Als „transparent“ bezeichnet man einen lichtdurchlässigen Körper, durch den man hindurch
sieht auf das, was hinter ihm liegt. Transparent sind Wasser, Luft, Glas. In der Politik wie in der Wirtschaft wird heute viel von „Transparenz“ gesprochen: Man will Klarheit darüber, was sich beispielsweise hinter Worten von Politikern und hinter Zahlen von Bilanzen verbirgt.
Die häufige Verwendung des Begriffs macht deutlich, dass die Transparenz allzu oft vermisst wird.
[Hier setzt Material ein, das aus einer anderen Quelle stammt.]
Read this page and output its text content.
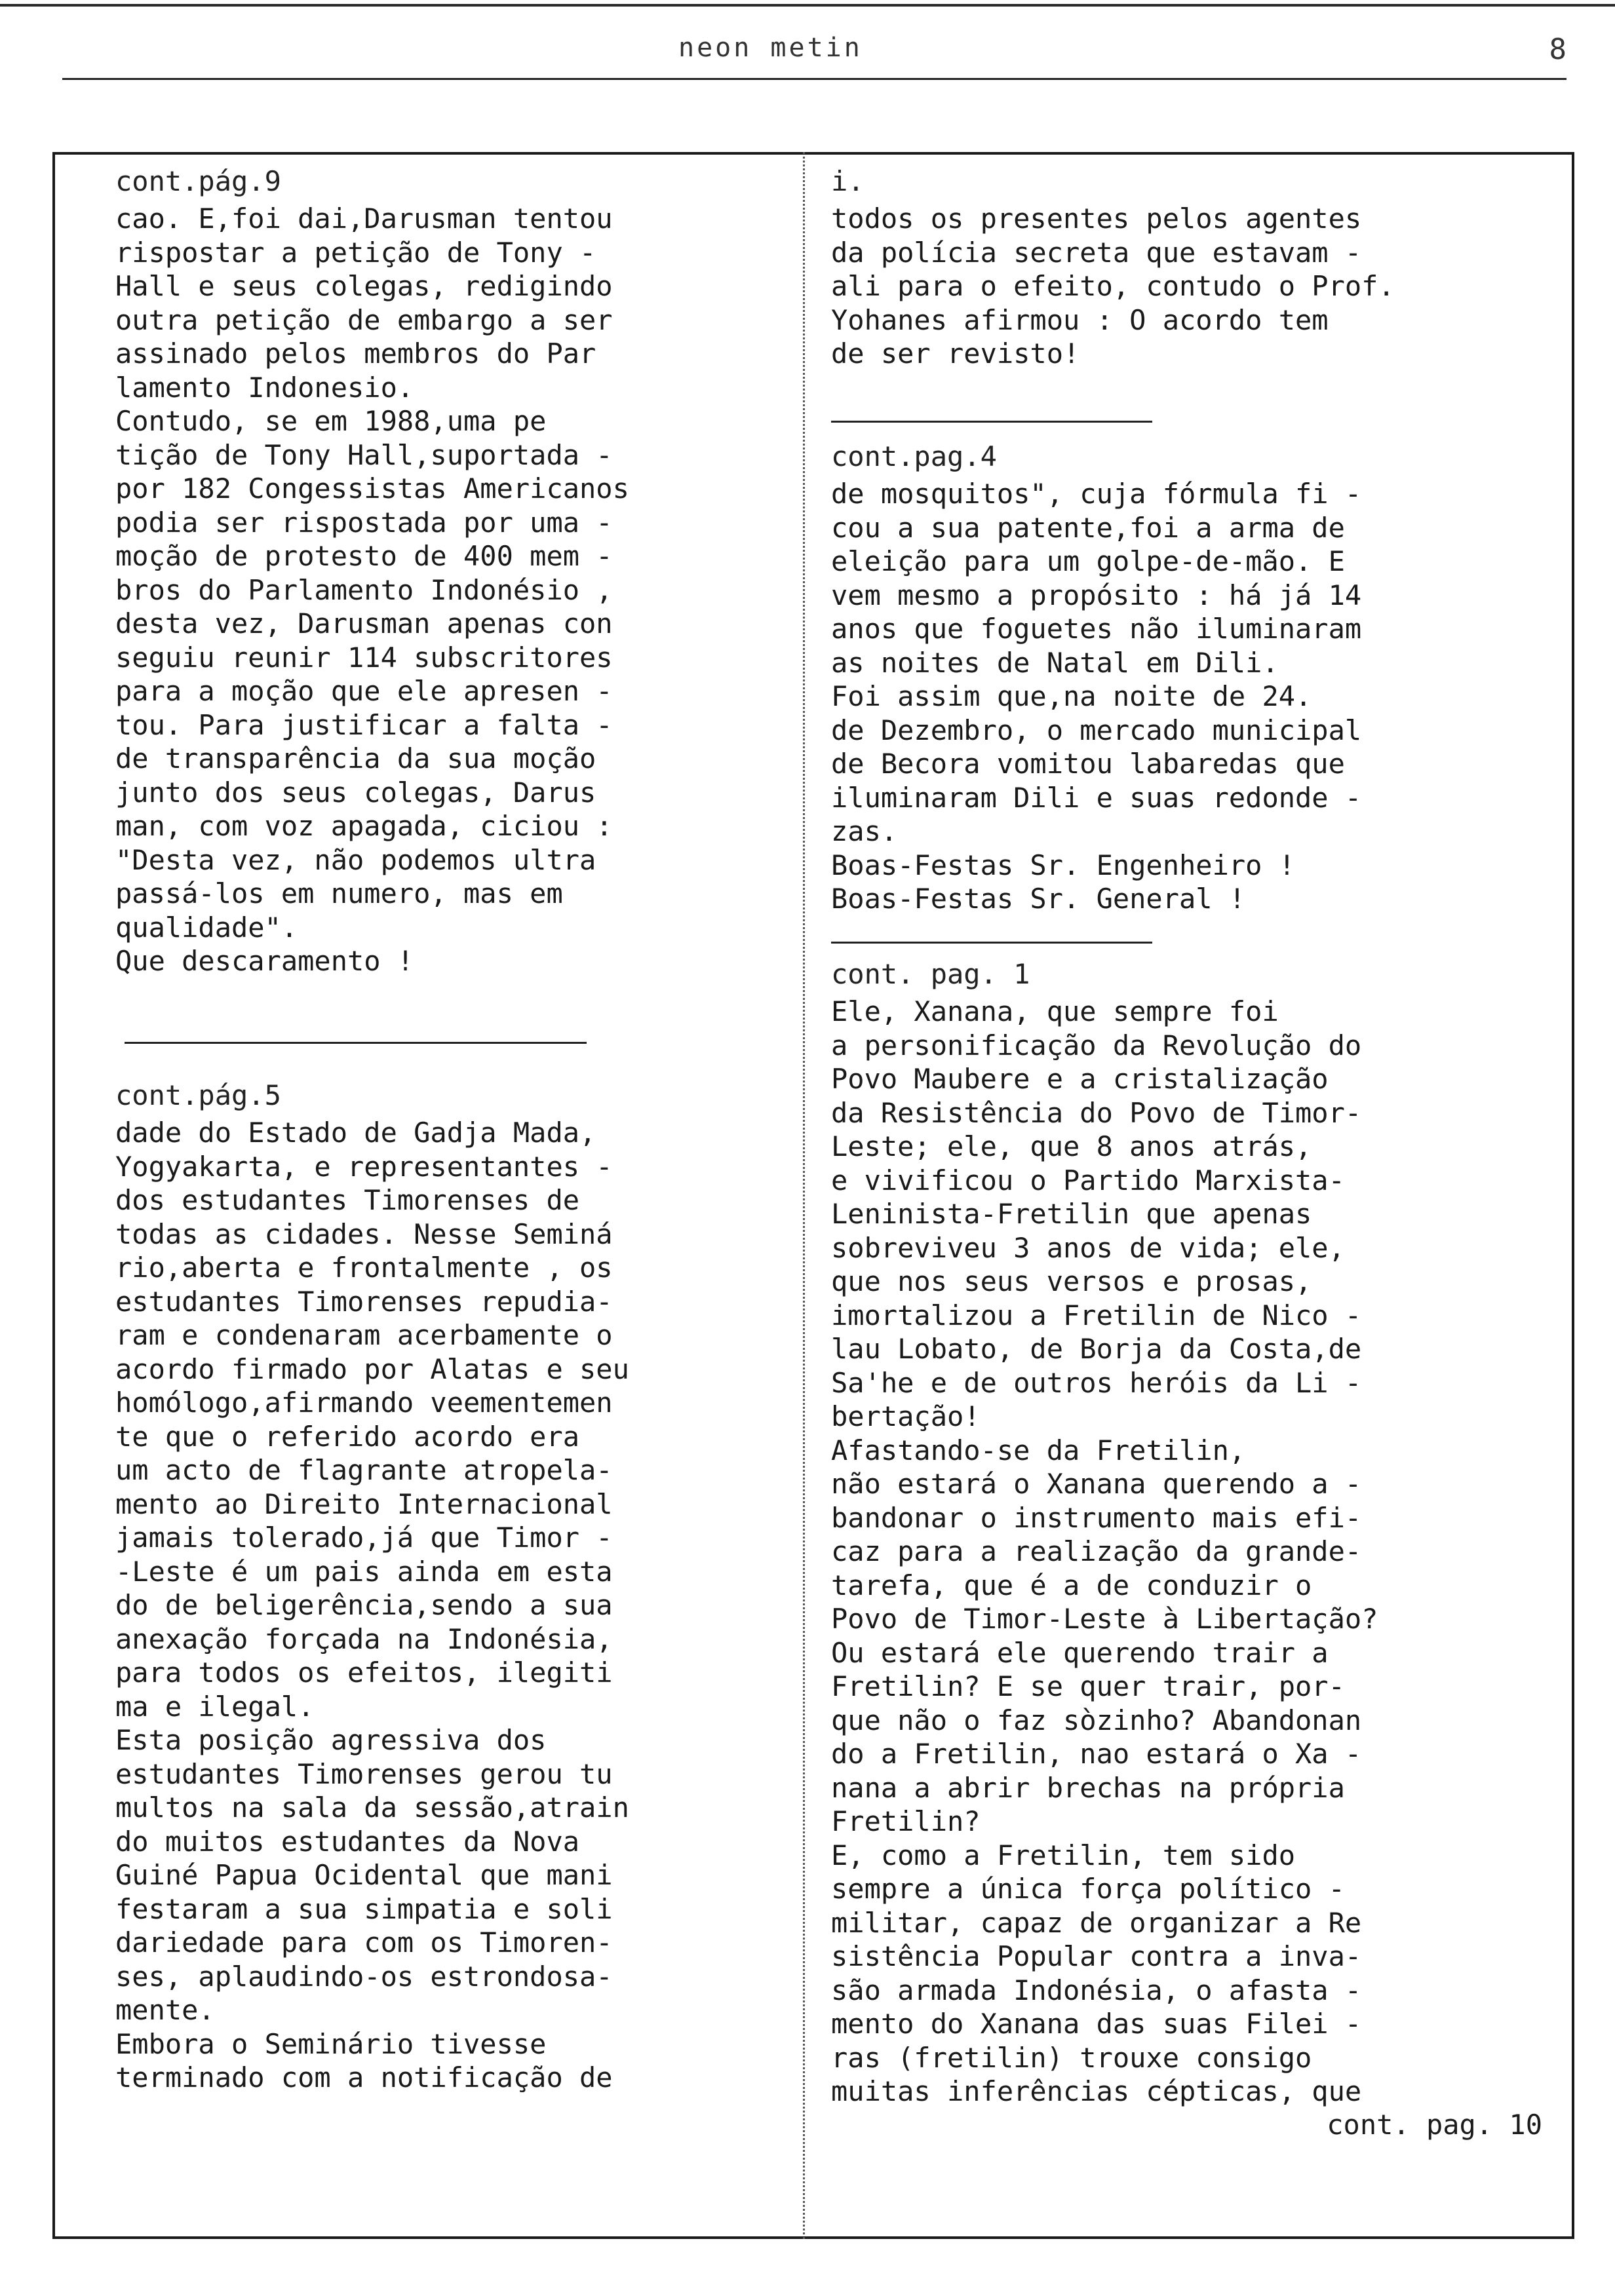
neon metin	8

cont.pág.9

cao. E,foi dai,Darusman tentou
rispostar a petição de Tony -
Hall e seus colegas, redigindo
outra petição de embargo a ser
assinado pelos membros do Par
lamento Indonesio.
Contudo, se em 1988,uma pe
tição de Tony Hall,suportada -
por 182 Congessistas Americanos
podia ser rispostada por uma -
moção de protesto de 400 mem -
bros do Parlamento Indonésio ,
desta vez, Darusman apenas con
seguiu reunir 114 subscritores
para a moção que ele apresen -
tou. Para justificar a falta -
de transparência da sua moção
junto dos seus colegas, Darus
man, com voz apagada, ciciou :
"Desta vez, não podemos ultra
passá-los em numero, mas em
qualidade".
Que descaramento !

cont.pág.5

dade do Estado de Gadja Mada,
Yogyakarta, e representantes -
dos estudantes Timorenses de
todas as cidades. Nesse Seminá
rio,aberta e frontalmente , os
estudantes Timorenses repudia-
ram e condenaram acerbamente o
acordo firmado por Alatas e seu
homólogo,afirmando veementemen
te que o referido acordo era
um acto de flagrante atropela-
mento ao Direito Internacional
jamais tolerado,já que Timor -
-Leste é um pais ainda em esta
do de beligerência,sendo a sua
anexação forçada na Indonésia,
para todos os efeitos, ilegiti
ma e ilegal.
Esta posição agressiva dos
estudantes Timorenses gerou tu
multos na sala da sessão,atrain
do muitos estudantes da Nova
Guiné Papua Ocidental que mani
festaram a sua simpatia e soli
dariedade para com os Timoren-
ses, aplaudindo-os estrondosa-
mente.
Embora o Seminário tivesse
terminado com a notificação de

i.

todos os presentes pelos agentes
da polícia secreta que estavam -
ali para o efeito, contudo o Prof.
Yohanes afirmou : O acordo tem
de ser revisto!

cont.pag.4

de mosquitos", cuja fórmula fi -
cou a sua patente,foi a arma de
eleição para um golpe-de-mão. E
vem mesmo a propósito : há já 14
anos que foguetes não iluminaram
as noites de Natal em Dili.
Foi assim que,na noite de 24.
de Dezembro, o mercado municipal
de Becora vomitou labaredas que
iluminaram Dili e suas redonde -
zas.
Boas-Festas Sr. Engenheiro !
Boas-Festas Sr. General !

cont. pag. 1

Ele, Xanana, que sempre foi
a personificação da Revolução do
Povo Maubere e a cristalização
da Resistência do Povo de Timor-
Leste; ele, que 8 anos atrás,
e vivificou o Partido Marxista-
Leninista-Fretilin que apenas
sobreviveu 3 anos de vida; ele,
que nos seus versos e prosas,
imortalizou a Fretilin de Nico -
lau Lobato, de Borja da Costa,de
Sa'he e de outros heróis da Li -
bertação!
Afastando-se da Fretilin,
não estará o Xanana querendo a -
bandonar o instrumento mais efi-
caz para a realização da grande-
tarefa, que é a de conduzir o
Povo de Timor-Leste à Libertação?
Ou estará ele querendo trair a
Fretilin? E se quer trair, por-
que não o faz sòzinho? Abandonan
do a Fretilin, nao estará o Xa -
nana a abrir brechas na própria
Fretilin?
E, como a Fretilin, tem sido
sempre a única força político -
militar, capaz de organizar a Re
sistência Popular contra a inva-
são armada Indonésia, o afasta -
mento do Xanana das suas Filei -
ras (fretilin) trouxe consigo
muitas inferências cépticas, que

cont. pag. 10
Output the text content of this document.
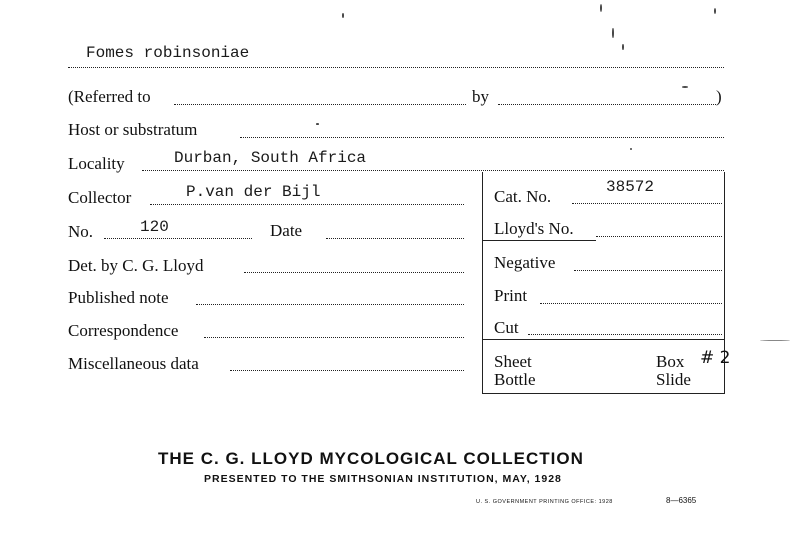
Fomes robinsoniae
(Referred to	by	)
Host or substratum
Locality	Durban, South Africa
Collector	P.van der Bijl	Cat. No.	38572
No.	120	Date	Lloyd's No.
Det. by C. G. Lloyd	Negative
Published note	Print
Correspondence	Cut
Miscellaneous data	Sheet	Box # 2
Bottle	Slide
THE C. G. LLOYD MYCOLOGICAL COLLECTION
PRESENTED TO THE SMITHSONIAN INSTITUTION, MAY, 1928
U. S. GOVERNMENT PRINTING OFFICE: 1928	8—6365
In politischen Programmen und Absichtserklärungen, in der Verwaltung, ja selbst in Rechtsnormen vermutet man versteckte Absichten oder auch Beschönigungen: Vielfach wird man den Verdacht nicht los, dass die Betreffenden anderes zu tun gedenken, als sie nach außen sagen, vielleicht auch, dass unsaubere Machenschaften oder illegale Geschäfte vertuscht werden sollen. Dennoch sollte man nicht davon ausgehen, dass sich hinter der Fülle von Worten und dem Wirrwarr von Normen und Gesetzen zwangsläufig unredliche Absichten verbergen. Viel von dieser undurchsichtigen Flut hängt schlicht mit dem zusammen, was die Soziologen eine „komplexe Gesellschaft“ nennen. Verschiedene Gruppen mit ihrer eigenen Sprache, unterschiedliche Systeme mit ihren je eigenen linguistischen Codes leben zusammen. Für den Nichtfachmann ist es daher oft schwierig, die Sprache zu verstehen, die in der Gesetzgebung, in der Finanzwelt, in der öffentlichen Verwaltung verwendet wird.
Gewiss wäre es unangebracht, dieser komplexen Gesellschaft mit generellen Verdächtigungen zu begegnen, als ob hinter jeder schwer verständlichen Norm oder hinter jeder unklaren Zahl einer Bilanz unlautere Absichten stecken oder irgendetwas geheim gehalten werden solle. Allgemeines Misstrauen ist kein tragfähiges Fundament für eine Gesellschaft. Selbstverständlich brauchen wir Wachsamkeit und aufmerksame Kontrollen. Doch wenn ein Minimum von Vertrauen fehlt, wenn das Misstrauen gegenüber allem und jedem zum Prinzip wird, zermürbt und untergräbt dies sehr schnell die zwischenmenschlichen und gesellschaftlichen Beziehungen.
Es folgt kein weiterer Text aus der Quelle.